Not all Common Ground work is easy. Participants talk about the sting of being attacked by fellow pro-lifers or pro-choicers. "When this first started, it was very difficult to be criticized by your colleagues," says jean Cavender, who was Isaacson-Jones's assistant. "Neither side wanted us to be talking to each other. They're still uncomfortable, not really rallying us on." Mary Bea Stout, a pro-life activist in St. Louis, muses that when she sees "Reproductive Health Services talking nice with pro-lifers, offering adoption, the possibility is that the abortion industry is defending its rear." Her criticism--that such dialogues only enhance the credibility of the enemy--is the most common complaint.

 

WHILE SOME leaders of the pro-life movement have joined the advisory board of the Network for Life and Choice, others, like American Life League president Judy Brown, criticize such efforts as "seeking common ground with proponents of murder." Even for those supporting Common Ground, the process gets tough. Some tire of the tendency to talk and not act. It is hard for groups to put their sporadic unity and good feelings into concrete action. Practical projects acceptable to both sides are not easy to identify.

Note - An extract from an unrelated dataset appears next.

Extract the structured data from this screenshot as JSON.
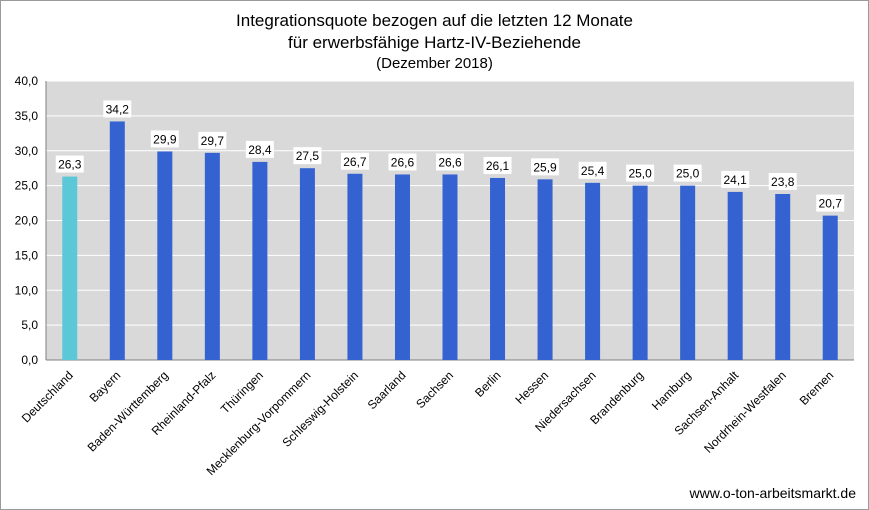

If joint action is agreed upon, it is an uphill battle to make an impact simply because the problems surrounding unplanned pregnancy are so intractable. It is hard enough when professional, funded, motivated activists are united on the same side of the issue. How much harder, then, when the unity is tenuous and the project is unfunded and being attempted by people in their spare time while under fire from their colleagues?

 

Participants are most likely to be satisfied with their experience if their expectations are more geared to relationship-building and understanding than to concrete accomplishments. For those who value friendship, Common Ground can be a blessing.

 

When asked about successes in the Common Ground movement, Isaacson-Jones mentions "a personal healing within myself." She refers to her friendship with pro-life activist Loretto Wagner. "Had I not known her, there would have been so many positive things I would have lost. I really have enjoyed the gift of her family; I love being in her home, listening to her stories, seeing her family photos. She's warm and wonderful and has a great sense of humor. I trust her very much."

 

Many years ago, Wagner picketed outside Isaacson-Jones's abortion clinic. Now she says, "I actually feel closer to B. J. as a friend than to some people in the pro-life movement." When pro-lifers taunt B. J. harshly, Wagner says, "I feel extremely pained, very sorry and sad when people take a knock at her. We're not approving of what she's doing, but she's a human being, not a moving target."

 

Wagner continues, "Maybe the reason this abortion thing has been so difficult and has dragged on so long is because our hearts are still too hard. Maybe God isn't going to help us out until we have the right feeling in our hearts, of loving others even when we disagree."